S'agissant des conditions d'examen de la gestion locale par les juridictions financières, la commission des Lois a adopté dix-neuf amendements tendant à :

- permettre à la Cour des comptes de formuler des recommandations sur le déroulement de la procédure d'examen de la gestion par les chambres régionales (article premier) ;

définir dans la loi l'objet de l'examen de la gestion par les chambres régionales des comptes (article additionnel avant l'article 31) ;

- instituer un « droit d'alerte » des chambres régionales sur les insuffisances du cadre législatif et réglementaire (article additionnel avant l'article 31) ;

- réviser le seuil de partage de la compétence de jugement des comptes entre les comptables supérieurs du Trésor et les chambres régionales des comptes (article additionnel avant l'article 31) ;

- ramener de 30 à 5 ans le délai de prescription de la gestion de fait et interdire qu'une déclaration de gestion de fait puisse être prononcée sur les exercices ayant déjà fait l'objet d'un apurement définitif avec décharge donnée au comptable (article additionnel avant l'article 31) ;

- étendre aux documents provisoires des chambres régionales des comptes la règle de non communication déjà en vigueur pour les mêmes documents de la Cour des comptes (article additionnel avant l'article 31) ;

- permettre à tous les destinataires des lettres d'observations provisoires de s'entretenir avec le magistrat rapporteur ou le président de la chambre régionale des comptes (article additionnel avant l'article 31) ;

- permettre à un ordonnateur élu déclaré gestionnaire de fait de demander à l'assemblée délibérante de la collectivité concernée de se prononcer sur l'utilité publique des opérations litigieuses (article additionnel avant l'article 31) ;

- rendre obligatoire la présentation de conclusions par le ministère public avant l'arrêt des observations définitives de la chambre régionale des comptes (article additionnel après l'article 31) ;

- permettre à toute personne dont la gestion est mise en cause par une chambre régionale des comptes d'adresser une réponse écrite, jointe aux observations définitives, et suspendre la publication et la communication de ces observations dans la période de six mois précédant des élections concernant la collectivité contrôlée (article 32) ;

- ouvrir un droit à la rectification des observations définitives sur la gestion d'une collectivité (article additionnel après l'article 32) ;

- reconnaître aux observations définitives le caractère d'actes faisant grief et susceptibles d'être déférés devant le Conseil d'Etat (article additionnel après l'article 32) ;

- supprimer la sanction d'inéligibilité infligée aux élus locaux déclarés comptables de fait (articles additionnels après l'article 32) ;

- éviter la mise en débet à titre personnel d'un ordonnateur déclaré comptable de fait et ayant obtenu de la part de l'organe délibérant de la collectivité la reconnaissance du caractère d'utilité publique sur les comptes en l'absence de malversation, de détournement ou d'enrichissement personnel (article additionnel après l'article 32).
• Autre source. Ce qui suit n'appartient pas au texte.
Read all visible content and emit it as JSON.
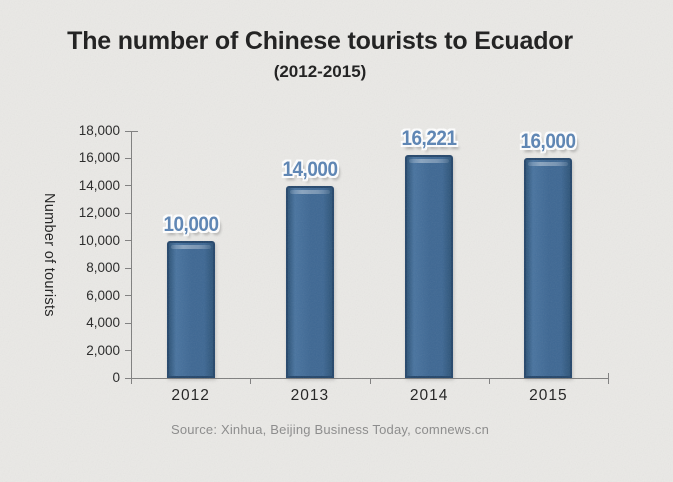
{
  "colors": {
    "background": "#eae9e6",
    "bar_main": "#3d6793",
    "bar_light": "#48739f",
    "bar_dark": "#2d5479",
    "bar_border": "#24466b",
    "value_label": "#5b84b4",
    "axis": "#7f7f7f",
    "text": "#1c1c1c",
    "source_text": "#8b8b8b"
  },
  "chart_data": {
    "type": "bar",
    "title": "The number of Chinese tourists to Ecuador",
    "subtitle": "(2012-2015)",
    "categories": [
      "2012",
      "2013",
      "2014",
      "2015"
    ],
    "values": [
      10000,
      14000,
      16221,
      16000
    ],
    "value_labels": [
      "10,000",
      "14,000",
      "16,221",
      "16,000"
    ],
    "xlabel": "",
    "ylabel": "Number of tourists",
    "ylim": [
      0,
      18000
    ],
    "ytick_step": 2000,
    "ytick_labels": [
      "0",
      "2,000",
      "4,000",
      "6,000",
      "8,000",
      "10,000",
      "12,000",
      "14,000",
      "16,000",
      "18,000"
    ],
    "grid": false,
    "legend": "none",
    "bar_orientation": "vertical"
  },
  "footer": {
    "source": "Source: Xinhua, Beijing Business Today, comnews.cn"
  }
}
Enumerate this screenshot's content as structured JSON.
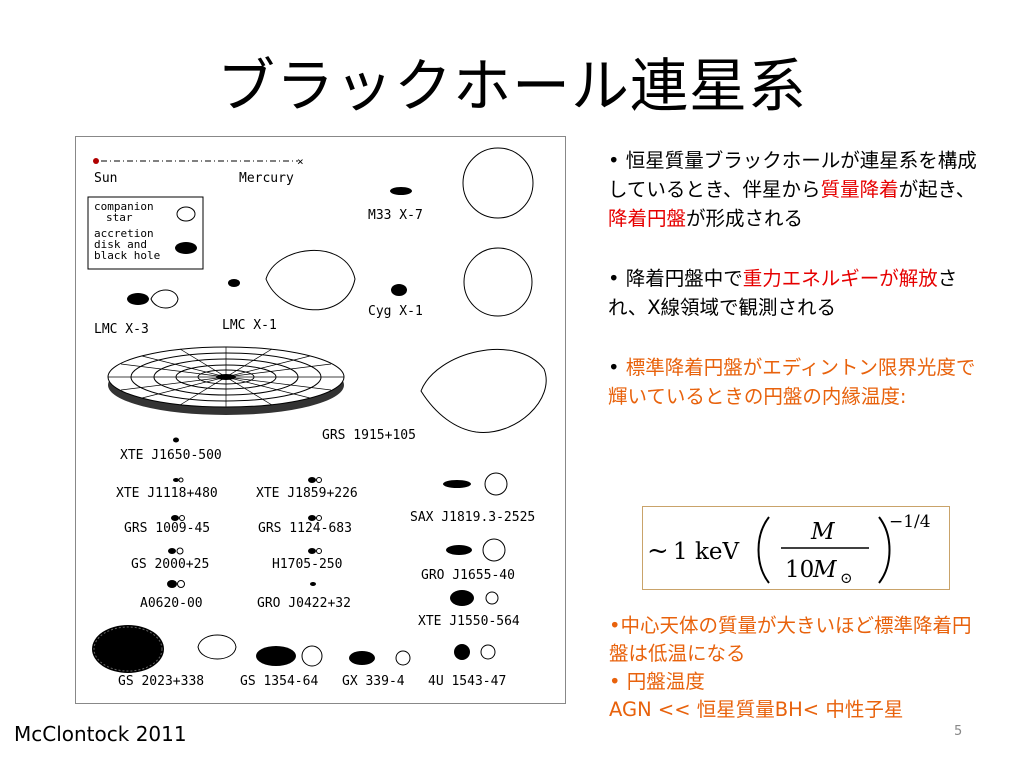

Par ailleurs, la commission des Lois a adopté quatorze amendements rédactionnels ou de précision et modifié l'intitulé du projet de loi désormais ainsi rédigé : « Projet de loi relatif aux chambres régionales des comptes et à la Cour des comptes ».

Sous réserve de l'adoption de ces amendements, la commission des Lois propose au Sénat d'adopter le présent projet de loi.